One Boston Marathon Suspect Dead, Brother on the Run

Boston is on lockdown as Boston Marathon bombing suspects Tamerlan Tsarnaev, 26, left, died overnight and his brother Dzhokhar A. Tsarnaev, 19, of Cambridge is thought to be on the run in Watertown, Mass. Courtesy/FBI

Staff report

A search is underway for the second Boston Marathon suspect, following the fatal shooting of a MIT campus police officer Thursday night.

The suspects involved in the Boston Marathon bombing were brothers from the Russian Caucasus who moved to Kazakhstan before coming to the United States several years ago, according to multiple news sources.

The dead brother is identified as Tamerlan Tsarnaev, 26. Reports indicate that he studied engineering at Bunker Hill Community College in Massachusetts and had taken off a year to train as a boxer.

A posting on a social media site under his name included the comments: “I don’t have a single American friend. I don’t understand them.”

Tsarnaev was wounded overnight and taken to a hospital, where he died.

Officials confirmed early Friday morning that they are searching for the surviving bomb suspect who is identified as the brother of the dead man.

This morning authorities are searching in Watertown, Mass., for Dzhokhar A. Tsarnaev, 19, of Cambridge.

Boston Police Commissioner Ed Davis said at a post-4 a.m. press conference that authorities believe the 19-year-old “to be a man who’s come here to kill people. We need to get him in custody.”

Reports indicate that an MBTA Transit Police Officer was shot during the overnight manhunt through Cambridge and Watertown by two men.

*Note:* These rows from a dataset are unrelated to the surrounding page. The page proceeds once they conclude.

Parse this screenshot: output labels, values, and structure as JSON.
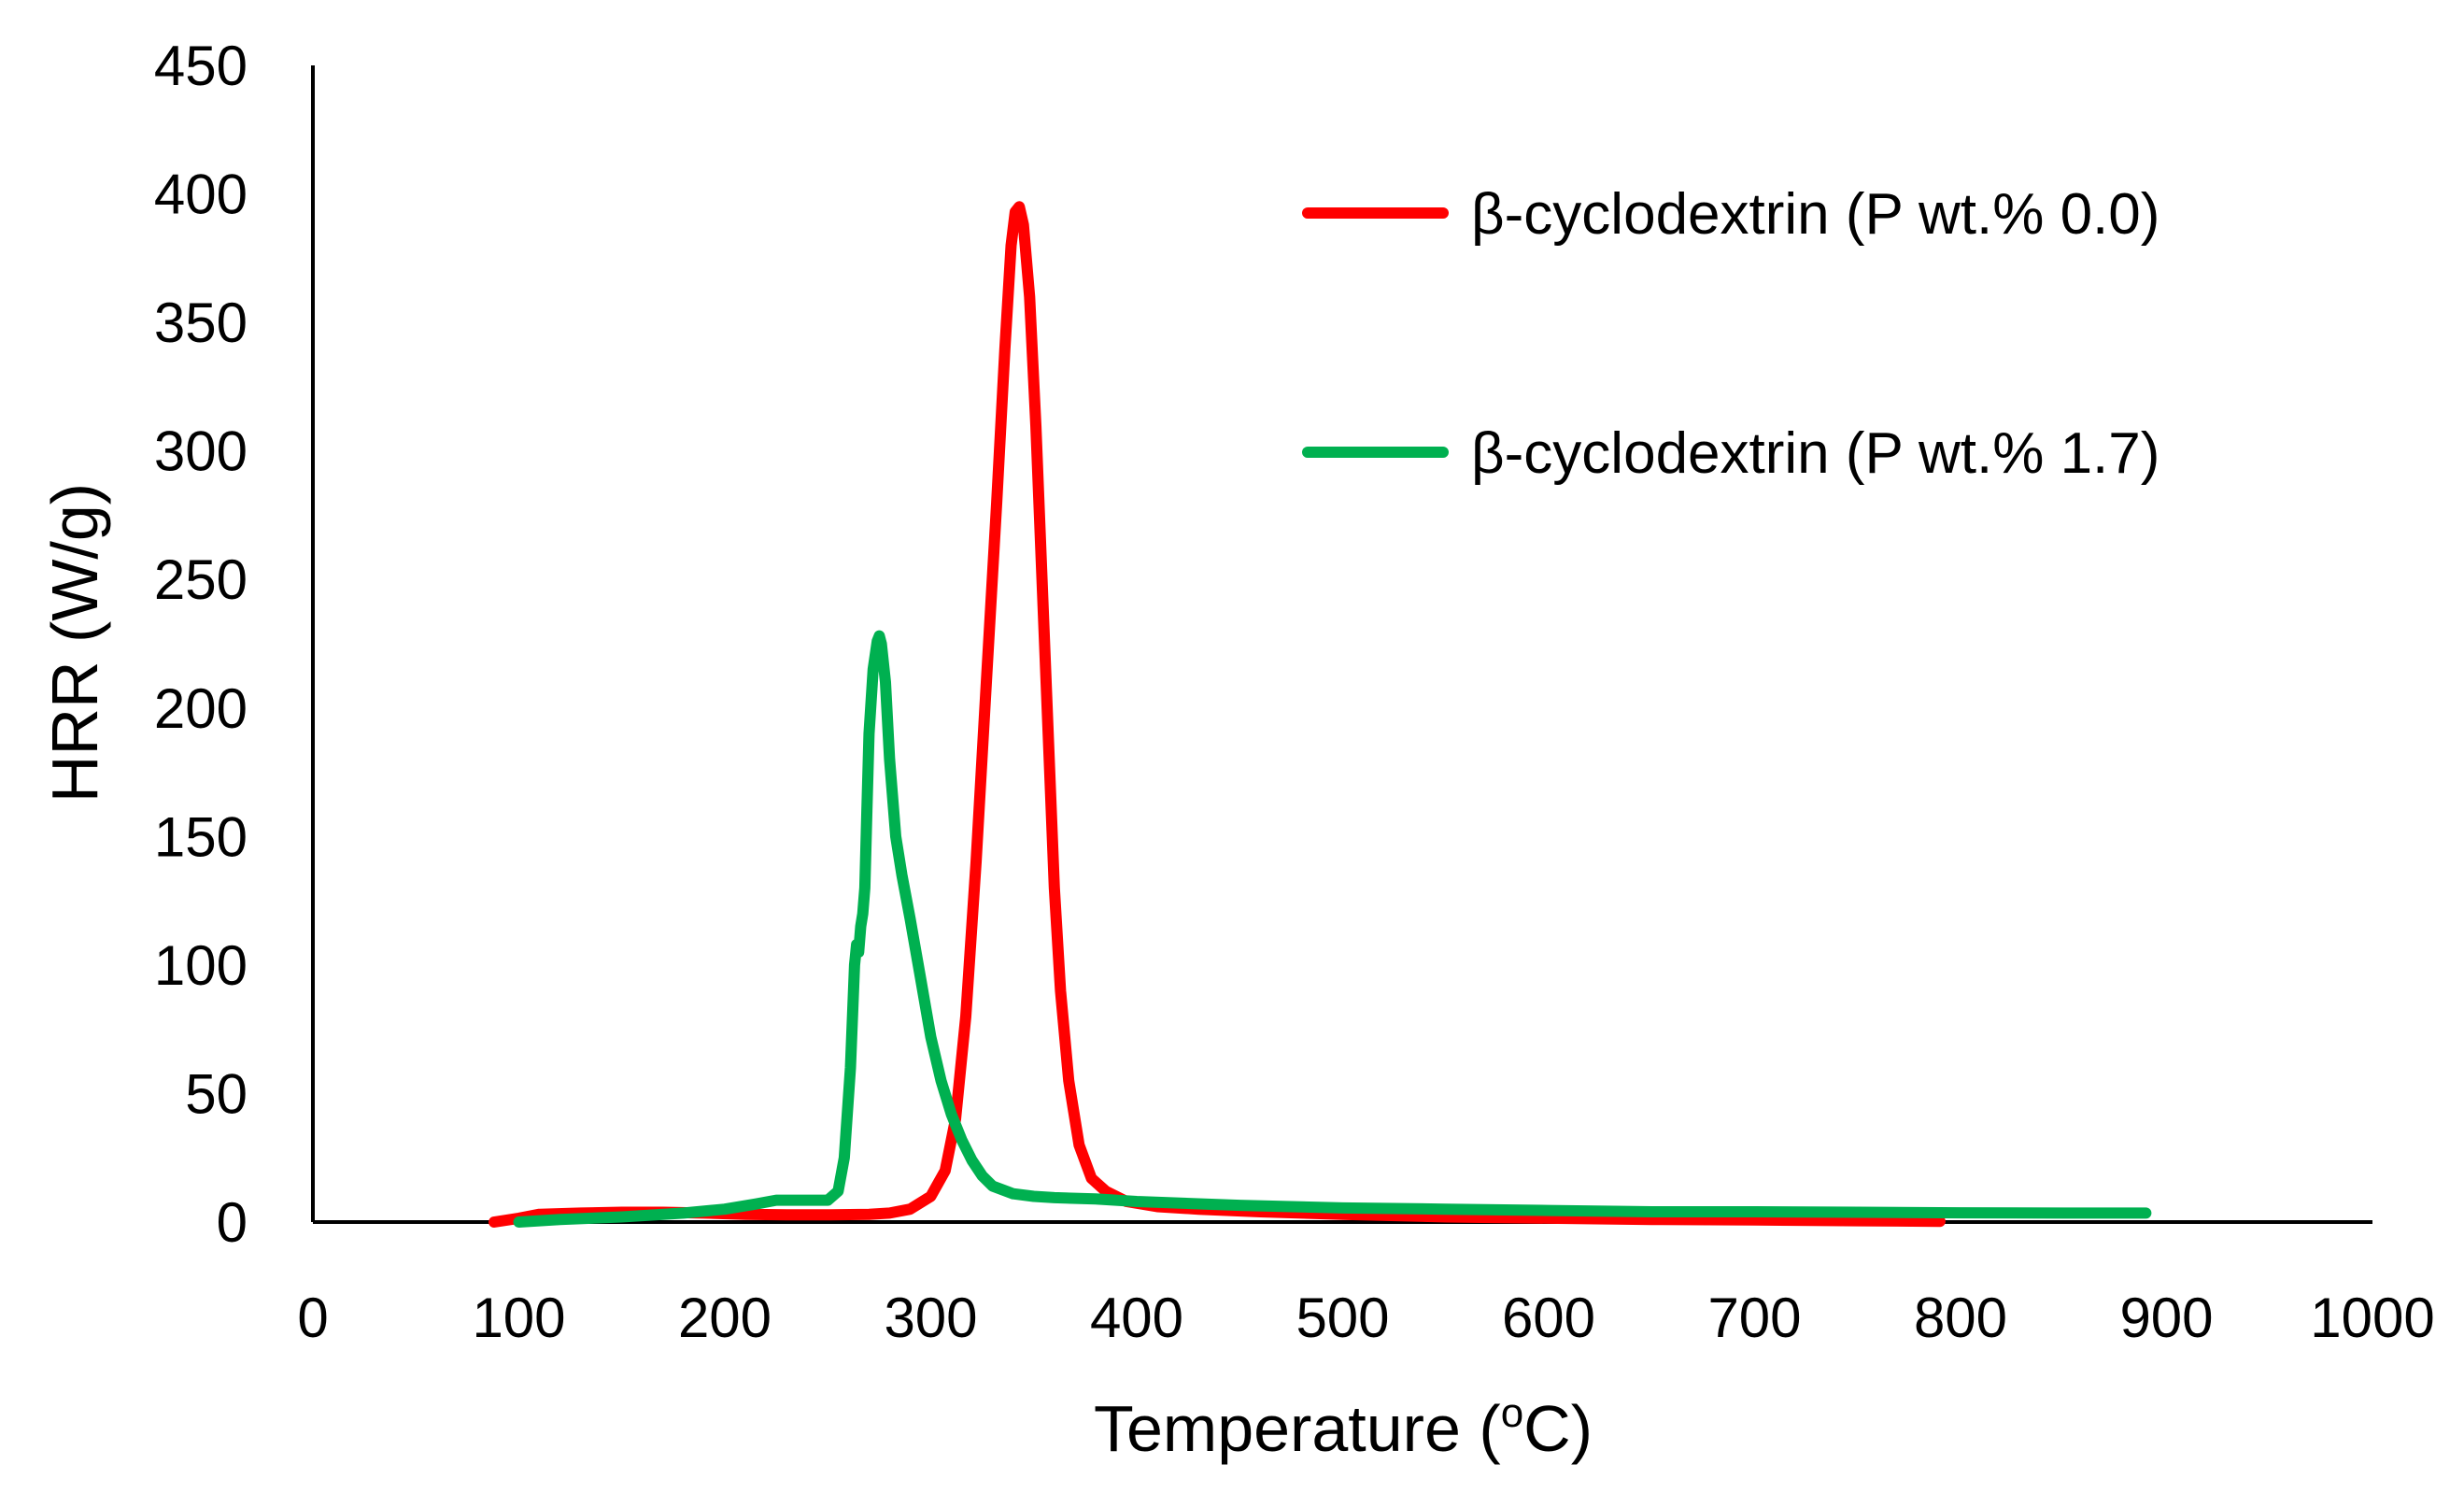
{
  "chart_data": {
    "type": "line",
    "title": "",
    "xlabel": "Temperature",
    "xlabel_unit_superscript": "o",
    "xlabel_unit": "C",
    "ylabel": "HRR (W/g)",
    "xlim": [
      0,
      1000
    ],
    "ylim": [
      0,
      450
    ],
    "x_ticks": [
      0,
      100,
      200,
      300,
      400,
      500,
      600,
      700,
      800,
      900,
      1000
    ],
    "y_ticks": [
      0,
      50,
      100,
      150,
      200,
      250,
      300,
      350,
      400,
      450
    ],
    "grid": false,
    "legend_position": "top-right",
    "series": [
      {
        "name": "β-cyclodextrin (P wt.% 0.0)",
        "color": "#ff0000",
        "points": [
          [
            88,
            0
          ],
          [
            100,
            1.5
          ],
          [
            110,
            3
          ],
          [
            130,
            3.5
          ],
          [
            150,
            3.8
          ],
          [
            170,
            3.8
          ],
          [
            190,
            3.5
          ],
          [
            210,
            3
          ],
          [
            230,
            2.8
          ],
          [
            250,
            2.8
          ],
          [
            270,
            3
          ],
          [
            280,
            3.5
          ],
          [
            290,
            5
          ],
          [
            300,
            10
          ],
          [
            307,
            20
          ],
          [
            312,
            40
          ],
          [
            317,
            80
          ],
          [
            322,
            140
          ],
          [
            327,
            210
          ],
          [
            332,
            280
          ],
          [
            336,
            340
          ],
          [
            339,
            380
          ],
          [
            341,
            393
          ],
          [
            343,
            395
          ],
          [
            345,
            388
          ],
          [
            348,
            360
          ],
          [
            351,
            310
          ],
          [
            354,
            250
          ],
          [
            357,
            190
          ],
          [
            360,
            130
          ],
          [
            363,
            90
          ],
          [
            367,
            55
          ],
          [
            372,
            30
          ],
          [
            378,
            17
          ],
          [
            385,
            12
          ],
          [
            395,
            8
          ],
          [
            410,
            6
          ],
          [
            430,
            5
          ],
          [
            460,
            4
          ],
          [
            500,
            3
          ],
          [
            550,
            2
          ],
          [
            600,
            1.5
          ],
          [
            650,
            1
          ],
          [
            700,
            0.8
          ],
          [
            750,
            0.5
          ],
          [
            790,
            0.3
          ]
        ]
      },
      {
        "name": "β-cyclodextrin (P wt.% 1.7)",
        "color": "#00b050",
        "points": [
          [
            100,
            0
          ],
          [
            120,
            1
          ],
          [
            150,
            2
          ],
          [
            180,
            3.5
          ],
          [
            200,
            5
          ],
          [
            215,
            7
          ],
          [
            225,
            8.5
          ],
          [
            240,
            8.5
          ],
          [
            250,
            8.5
          ],
          [
            255,
            12
          ],
          [
            258,
            25
          ],
          [
            261,
            60
          ],
          [
            263,
            100
          ],
          [
            264,
            108
          ],
          [
            265,
            105
          ],
          [
            266,
            115
          ],
          [
            267,
            120
          ],
          [
            268,
            130
          ],
          [
            269,
            160
          ],
          [
            270,
            190
          ],
          [
            272,
            215
          ],
          [
            274,
            226
          ],
          [
            275,
            228
          ],
          [
            276,
            225
          ],
          [
            278,
            210
          ],
          [
            280,
            180
          ],
          [
            283,
            150
          ],
          [
            286,
            135
          ],
          [
            290,
            118
          ],
          [
            295,
            95
          ],
          [
            300,
            72
          ],
          [
            305,
            55
          ],
          [
            310,
            42
          ],
          [
            315,
            32
          ],
          [
            320,
            24
          ],
          [
            325,
            18
          ],
          [
            330,
            14
          ],
          [
            340,
            11
          ],
          [
            350,
            10
          ],
          [
            360,
            9.5
          ],
          [
            380,
            9
          ],
          [
            400,
            8
          ],
          [
            450,
            6.5
          ],
          [
            500,
            5.5
          ],
          [
            550,
            5
          ],
          [
            600,
            4.5
          ],
          [
            650,
            4
          ],
          [
            700,
            4
          ],
          [
            750,
            3.8
          ],
          [
            800,
            3.6
          ],
          [
            850,
            3.5
          ],
          [
            890,
            3.5
          ]
        ]
      }
    ]
  }
}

Also, an MIT campus police officer was found shot in his vehicle in the area of Vassar and Main streets. He was shot multiple times. The officer was transported to Massachusetts General Hospital where he was pronounced dead.

An immediate investigation determined two men were involved in this shooting, reports state.

A short time later, police received reports of an armed carjacking by two men in the area of Third Street in Cambridge.

The victim was carjacked at gunpoint by two men and was kept in the car with the suspects for approximately a half hour. The victim was released at a gas station on Memorial Drive in Cambridge. He was not injured.

As police were pursuing the vehicle into Watertown, explosive devices were reportedly thrown from the car by the suspects. The suspects and police also exchanged gunfire on streets in Watertown.

Authorities have locked down the City of Boston under the concern that the survivng brother has explosives.